I don’t think it would be unreasonable to assume that when the average person wants to create their own font, it’s in order to have a font of their own handwriting. There are tons of programs and online generators devoted to this very thing: making it easy for your average person to create their own handwriting fonts! Even I’ve tried out some of these tools, and created a few. (Yes, I have made things other than pixel fonts–go figure!)
Strangely enough, though, every handwriting font I’ve ever developed wasn’t really my handwriting. Instead of just working with my natural handwriting, I developed character sets that were nicer, neater, more cohesive, more designed than the sprawling chicken scratch that is my real handwriting.
After several failed attempts at an Art Nouveau-inspired font I decided to switch gears entirely and revisit the “your own handwriting as a font” concept, but still keeping myself to the restriction of a miniature pixel grid. It’s been a while since I’d last examined my own handwriting so closely, so it was a very fun exercise in translating loose, natural letterforms into the inflexible grid of a pixel font.
One of the most important parts of creating a font based on your handwriting is to make sure you’re not overthinking how you write. It’s only natural if you let your hand write how it wants, instead of getting self-conscious and letting your brain beautify individual characters. To anyone making a handwriting font of your own: I recommend writing out several pangrams multiple times over instead of jumping straight into “AaBbCcDdEe” since writing sentences will let you get closer to how you’d write things if you weren’t thinking about turning it into a font. Here’s one of the first samples I put together of my own writing to work off of:

(Yes, I put together this writing sample in Microsoft Paint. Why not?)
The toughest things to come to grips with, aside from the obvious (creating a font that kept the same rhythm of my writing) was keeping the x-height very, very low.

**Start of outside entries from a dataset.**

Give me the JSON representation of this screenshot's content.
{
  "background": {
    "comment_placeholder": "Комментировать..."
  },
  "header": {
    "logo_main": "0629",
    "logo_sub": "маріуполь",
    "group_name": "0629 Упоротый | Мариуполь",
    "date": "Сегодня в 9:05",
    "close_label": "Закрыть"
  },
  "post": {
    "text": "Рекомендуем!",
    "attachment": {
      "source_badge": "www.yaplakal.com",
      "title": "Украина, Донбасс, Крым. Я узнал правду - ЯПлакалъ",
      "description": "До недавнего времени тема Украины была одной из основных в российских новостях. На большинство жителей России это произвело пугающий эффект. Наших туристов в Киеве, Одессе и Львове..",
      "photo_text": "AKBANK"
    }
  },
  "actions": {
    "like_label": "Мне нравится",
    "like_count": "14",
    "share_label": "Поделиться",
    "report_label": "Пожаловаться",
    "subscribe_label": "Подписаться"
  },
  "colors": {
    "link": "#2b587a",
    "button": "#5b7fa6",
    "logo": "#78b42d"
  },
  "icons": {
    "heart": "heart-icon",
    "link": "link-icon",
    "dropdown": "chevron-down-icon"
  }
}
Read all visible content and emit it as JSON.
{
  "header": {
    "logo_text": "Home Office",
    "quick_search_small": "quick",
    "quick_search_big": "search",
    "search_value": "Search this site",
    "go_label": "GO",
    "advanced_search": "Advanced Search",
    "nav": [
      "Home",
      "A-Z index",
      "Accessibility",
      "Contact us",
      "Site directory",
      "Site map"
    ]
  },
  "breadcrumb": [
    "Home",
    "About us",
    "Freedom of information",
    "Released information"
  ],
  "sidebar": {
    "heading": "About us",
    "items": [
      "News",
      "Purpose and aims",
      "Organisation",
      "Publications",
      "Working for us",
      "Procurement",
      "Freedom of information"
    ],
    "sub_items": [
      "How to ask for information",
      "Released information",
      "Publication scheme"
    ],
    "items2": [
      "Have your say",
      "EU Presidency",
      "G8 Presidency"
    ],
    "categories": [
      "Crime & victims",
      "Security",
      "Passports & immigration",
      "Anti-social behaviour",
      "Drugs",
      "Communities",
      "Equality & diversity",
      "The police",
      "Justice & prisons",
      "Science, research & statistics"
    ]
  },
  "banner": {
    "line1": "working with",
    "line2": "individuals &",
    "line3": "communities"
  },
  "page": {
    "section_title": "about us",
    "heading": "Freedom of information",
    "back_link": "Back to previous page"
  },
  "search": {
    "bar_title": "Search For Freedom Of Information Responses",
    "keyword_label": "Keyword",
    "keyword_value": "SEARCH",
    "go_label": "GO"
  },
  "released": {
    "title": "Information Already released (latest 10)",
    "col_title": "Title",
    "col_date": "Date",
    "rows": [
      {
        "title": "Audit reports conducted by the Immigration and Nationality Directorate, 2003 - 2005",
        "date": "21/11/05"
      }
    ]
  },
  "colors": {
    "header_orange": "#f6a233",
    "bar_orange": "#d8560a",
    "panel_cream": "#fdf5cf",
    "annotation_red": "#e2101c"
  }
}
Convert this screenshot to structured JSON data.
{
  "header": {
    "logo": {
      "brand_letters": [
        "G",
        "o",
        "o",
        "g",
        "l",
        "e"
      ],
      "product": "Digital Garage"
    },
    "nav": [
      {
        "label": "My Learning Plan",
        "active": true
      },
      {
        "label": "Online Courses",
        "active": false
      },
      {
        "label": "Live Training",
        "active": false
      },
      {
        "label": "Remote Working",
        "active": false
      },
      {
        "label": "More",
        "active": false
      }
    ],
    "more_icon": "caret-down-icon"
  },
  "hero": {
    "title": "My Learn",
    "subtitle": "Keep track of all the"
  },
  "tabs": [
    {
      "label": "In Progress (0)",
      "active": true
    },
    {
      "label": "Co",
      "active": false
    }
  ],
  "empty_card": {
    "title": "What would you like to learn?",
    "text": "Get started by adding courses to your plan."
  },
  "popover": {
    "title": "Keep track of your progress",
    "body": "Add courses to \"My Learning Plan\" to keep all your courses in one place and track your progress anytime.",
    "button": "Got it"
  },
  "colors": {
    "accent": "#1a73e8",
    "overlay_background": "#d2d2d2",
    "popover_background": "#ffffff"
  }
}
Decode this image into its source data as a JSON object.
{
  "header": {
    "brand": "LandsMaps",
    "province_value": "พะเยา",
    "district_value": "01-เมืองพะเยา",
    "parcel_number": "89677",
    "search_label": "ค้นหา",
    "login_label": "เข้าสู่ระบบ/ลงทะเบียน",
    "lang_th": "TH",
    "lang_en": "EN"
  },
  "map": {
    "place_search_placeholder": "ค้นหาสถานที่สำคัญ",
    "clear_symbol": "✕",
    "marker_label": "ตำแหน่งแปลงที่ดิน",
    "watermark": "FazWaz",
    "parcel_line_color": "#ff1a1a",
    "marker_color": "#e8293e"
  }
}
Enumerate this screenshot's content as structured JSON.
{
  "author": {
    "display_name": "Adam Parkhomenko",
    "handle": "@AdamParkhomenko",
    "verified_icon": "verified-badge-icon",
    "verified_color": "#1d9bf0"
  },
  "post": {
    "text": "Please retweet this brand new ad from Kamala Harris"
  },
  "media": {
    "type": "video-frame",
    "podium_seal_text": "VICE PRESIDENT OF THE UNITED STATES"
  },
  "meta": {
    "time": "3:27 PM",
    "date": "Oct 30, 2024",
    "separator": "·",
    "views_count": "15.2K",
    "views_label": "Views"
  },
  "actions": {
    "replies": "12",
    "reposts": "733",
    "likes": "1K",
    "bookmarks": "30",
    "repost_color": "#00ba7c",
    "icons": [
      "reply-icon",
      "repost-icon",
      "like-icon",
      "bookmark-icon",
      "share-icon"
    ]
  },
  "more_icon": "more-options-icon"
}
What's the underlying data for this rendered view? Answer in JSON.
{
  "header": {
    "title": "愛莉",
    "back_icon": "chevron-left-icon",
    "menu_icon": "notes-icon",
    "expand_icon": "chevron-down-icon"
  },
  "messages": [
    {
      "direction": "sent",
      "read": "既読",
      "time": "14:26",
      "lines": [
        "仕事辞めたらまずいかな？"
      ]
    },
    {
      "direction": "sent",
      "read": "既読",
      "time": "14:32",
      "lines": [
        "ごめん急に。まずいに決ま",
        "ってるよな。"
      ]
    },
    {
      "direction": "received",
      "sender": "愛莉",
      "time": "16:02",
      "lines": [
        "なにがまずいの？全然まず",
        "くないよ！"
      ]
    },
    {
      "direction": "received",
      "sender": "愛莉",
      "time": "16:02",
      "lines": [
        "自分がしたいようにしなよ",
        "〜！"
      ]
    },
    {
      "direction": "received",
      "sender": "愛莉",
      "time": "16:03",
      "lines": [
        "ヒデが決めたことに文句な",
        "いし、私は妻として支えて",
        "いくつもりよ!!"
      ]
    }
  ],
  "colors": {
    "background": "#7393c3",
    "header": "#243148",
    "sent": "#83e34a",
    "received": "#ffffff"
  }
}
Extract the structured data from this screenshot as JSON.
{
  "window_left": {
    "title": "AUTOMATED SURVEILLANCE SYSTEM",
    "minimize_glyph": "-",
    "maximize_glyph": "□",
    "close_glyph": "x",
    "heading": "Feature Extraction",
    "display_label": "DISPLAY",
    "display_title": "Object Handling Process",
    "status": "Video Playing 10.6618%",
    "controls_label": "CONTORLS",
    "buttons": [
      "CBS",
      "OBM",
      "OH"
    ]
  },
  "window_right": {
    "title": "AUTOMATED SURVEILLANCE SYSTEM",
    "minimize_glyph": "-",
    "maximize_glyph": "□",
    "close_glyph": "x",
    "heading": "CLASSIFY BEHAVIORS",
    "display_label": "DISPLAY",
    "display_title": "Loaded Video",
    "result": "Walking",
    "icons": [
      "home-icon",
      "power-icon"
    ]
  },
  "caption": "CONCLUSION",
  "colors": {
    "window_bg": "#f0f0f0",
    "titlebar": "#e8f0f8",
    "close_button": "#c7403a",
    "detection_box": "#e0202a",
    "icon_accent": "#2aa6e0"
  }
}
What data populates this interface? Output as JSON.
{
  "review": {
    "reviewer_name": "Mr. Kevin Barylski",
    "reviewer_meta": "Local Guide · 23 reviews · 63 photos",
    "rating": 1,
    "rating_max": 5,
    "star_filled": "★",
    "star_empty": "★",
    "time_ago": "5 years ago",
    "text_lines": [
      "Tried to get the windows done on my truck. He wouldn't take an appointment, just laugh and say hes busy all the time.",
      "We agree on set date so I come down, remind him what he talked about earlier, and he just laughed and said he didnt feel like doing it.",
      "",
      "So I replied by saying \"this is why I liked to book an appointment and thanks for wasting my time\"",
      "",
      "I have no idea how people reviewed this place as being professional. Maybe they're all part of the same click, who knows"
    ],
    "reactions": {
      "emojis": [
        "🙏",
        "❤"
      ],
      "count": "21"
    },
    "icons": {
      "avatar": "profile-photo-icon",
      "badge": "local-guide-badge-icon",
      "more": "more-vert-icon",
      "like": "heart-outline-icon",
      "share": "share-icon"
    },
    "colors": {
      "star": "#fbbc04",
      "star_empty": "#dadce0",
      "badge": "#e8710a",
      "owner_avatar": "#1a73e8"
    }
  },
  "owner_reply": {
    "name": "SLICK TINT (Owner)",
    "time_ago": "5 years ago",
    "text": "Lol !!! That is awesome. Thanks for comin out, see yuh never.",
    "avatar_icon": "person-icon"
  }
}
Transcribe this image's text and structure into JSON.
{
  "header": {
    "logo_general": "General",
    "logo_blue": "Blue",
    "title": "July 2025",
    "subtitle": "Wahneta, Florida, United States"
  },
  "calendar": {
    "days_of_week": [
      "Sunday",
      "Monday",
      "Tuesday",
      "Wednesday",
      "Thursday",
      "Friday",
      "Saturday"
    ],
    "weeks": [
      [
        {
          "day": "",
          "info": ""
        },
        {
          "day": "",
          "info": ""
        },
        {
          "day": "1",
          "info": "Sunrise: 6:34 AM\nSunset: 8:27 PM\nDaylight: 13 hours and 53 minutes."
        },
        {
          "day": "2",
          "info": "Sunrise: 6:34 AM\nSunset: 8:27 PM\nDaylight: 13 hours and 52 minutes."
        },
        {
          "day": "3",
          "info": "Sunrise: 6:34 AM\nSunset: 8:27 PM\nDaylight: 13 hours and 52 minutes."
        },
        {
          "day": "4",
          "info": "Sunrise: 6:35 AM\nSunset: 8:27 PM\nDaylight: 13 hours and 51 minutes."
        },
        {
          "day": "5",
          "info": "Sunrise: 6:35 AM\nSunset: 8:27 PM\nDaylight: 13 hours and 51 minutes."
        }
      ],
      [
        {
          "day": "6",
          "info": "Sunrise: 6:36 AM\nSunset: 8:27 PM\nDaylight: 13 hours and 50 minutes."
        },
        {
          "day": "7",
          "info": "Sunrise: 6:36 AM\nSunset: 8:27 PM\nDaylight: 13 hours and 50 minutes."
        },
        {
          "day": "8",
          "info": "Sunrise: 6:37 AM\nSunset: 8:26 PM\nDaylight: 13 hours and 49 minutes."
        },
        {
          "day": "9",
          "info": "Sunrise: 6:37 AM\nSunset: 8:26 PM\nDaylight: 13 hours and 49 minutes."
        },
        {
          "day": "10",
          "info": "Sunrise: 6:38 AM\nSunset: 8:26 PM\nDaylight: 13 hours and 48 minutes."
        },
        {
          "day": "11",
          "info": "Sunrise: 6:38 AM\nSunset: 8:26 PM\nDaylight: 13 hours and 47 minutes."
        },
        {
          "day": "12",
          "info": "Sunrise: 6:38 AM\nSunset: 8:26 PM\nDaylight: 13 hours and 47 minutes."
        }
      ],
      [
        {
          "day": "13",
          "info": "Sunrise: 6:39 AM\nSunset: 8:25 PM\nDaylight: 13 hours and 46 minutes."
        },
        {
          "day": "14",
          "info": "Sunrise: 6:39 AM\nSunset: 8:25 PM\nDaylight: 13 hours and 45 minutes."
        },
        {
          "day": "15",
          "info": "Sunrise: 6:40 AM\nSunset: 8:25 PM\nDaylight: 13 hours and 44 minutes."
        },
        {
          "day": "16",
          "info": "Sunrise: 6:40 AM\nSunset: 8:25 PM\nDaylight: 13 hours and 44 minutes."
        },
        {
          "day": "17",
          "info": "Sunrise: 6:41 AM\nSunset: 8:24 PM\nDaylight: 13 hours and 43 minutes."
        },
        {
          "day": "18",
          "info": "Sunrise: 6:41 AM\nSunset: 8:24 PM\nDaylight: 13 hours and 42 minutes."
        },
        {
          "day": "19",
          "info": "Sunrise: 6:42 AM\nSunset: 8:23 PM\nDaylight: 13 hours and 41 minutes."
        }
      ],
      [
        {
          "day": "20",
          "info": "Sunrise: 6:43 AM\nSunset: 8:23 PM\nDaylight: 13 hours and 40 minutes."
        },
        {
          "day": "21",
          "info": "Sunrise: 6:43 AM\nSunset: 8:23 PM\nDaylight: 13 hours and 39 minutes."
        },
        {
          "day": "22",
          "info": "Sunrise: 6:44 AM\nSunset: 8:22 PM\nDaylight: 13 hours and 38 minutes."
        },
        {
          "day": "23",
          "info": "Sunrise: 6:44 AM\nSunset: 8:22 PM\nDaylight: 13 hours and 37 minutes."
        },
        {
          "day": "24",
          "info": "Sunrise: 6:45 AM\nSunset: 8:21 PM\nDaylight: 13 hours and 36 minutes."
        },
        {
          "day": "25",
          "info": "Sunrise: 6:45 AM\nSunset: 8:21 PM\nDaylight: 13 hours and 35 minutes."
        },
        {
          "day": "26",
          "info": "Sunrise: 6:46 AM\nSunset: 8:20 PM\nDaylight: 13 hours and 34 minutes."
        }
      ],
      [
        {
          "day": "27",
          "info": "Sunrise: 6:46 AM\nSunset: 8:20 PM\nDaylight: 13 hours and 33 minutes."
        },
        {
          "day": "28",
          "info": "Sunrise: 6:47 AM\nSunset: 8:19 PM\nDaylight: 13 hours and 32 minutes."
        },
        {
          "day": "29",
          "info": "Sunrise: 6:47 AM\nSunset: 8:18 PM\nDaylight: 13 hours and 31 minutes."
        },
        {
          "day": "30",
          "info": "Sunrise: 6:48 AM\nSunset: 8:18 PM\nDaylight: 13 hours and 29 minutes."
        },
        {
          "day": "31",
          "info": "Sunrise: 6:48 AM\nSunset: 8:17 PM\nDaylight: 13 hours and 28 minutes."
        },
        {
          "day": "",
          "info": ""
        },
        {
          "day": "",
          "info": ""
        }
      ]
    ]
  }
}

It’s not easy to keep a low x-height in pixel fonts, where you already have very limited room to work with if you want things to be legible when you’re done!
I also had to reign myself in a bit when it came to letters that I’d normally overlap/connect, since I wanted to make sure the font was usable in all situations, not tailored to specific words. This means that characters like lowercase y and g, that I normally include a large loop on when at the ends of words, were simplified so that things didn’t look terrible when they appeared in the middle. I considered for a while including custom ligatures but in the end I decided I wanted to make all letter pairs look good on their own, without needing any extra help.
Without further ado, here’s the base character set + pangram samples in a few languages:


One cool thing I did with this font (that made it a much larger undertaking than normal) was that every single character was hand-drawn to be unique–including all accented characters! Whereas normally I’d create the alphabet and then duplicate each letter to add accents, for Notepen I decided to draw each accented character fresh, to add more variety for languages that use a lot of accented characters.
In the sample above, compare how each lowercase “e” looks across the different pangrams. For instance, the word “préfère” in the 4th sample sentence contains 3 different versions of the lowercase e: é, è and e! It may be a tiny detail, but I think it really adds a lot.
Notepen is very unique when it comes to pixel fonts, so I can see it easily being used to add a more personal touch to art, and of course it would work great in games with “notes” or a hand-drawn aesthetic. As always, let me know if you use this in a project!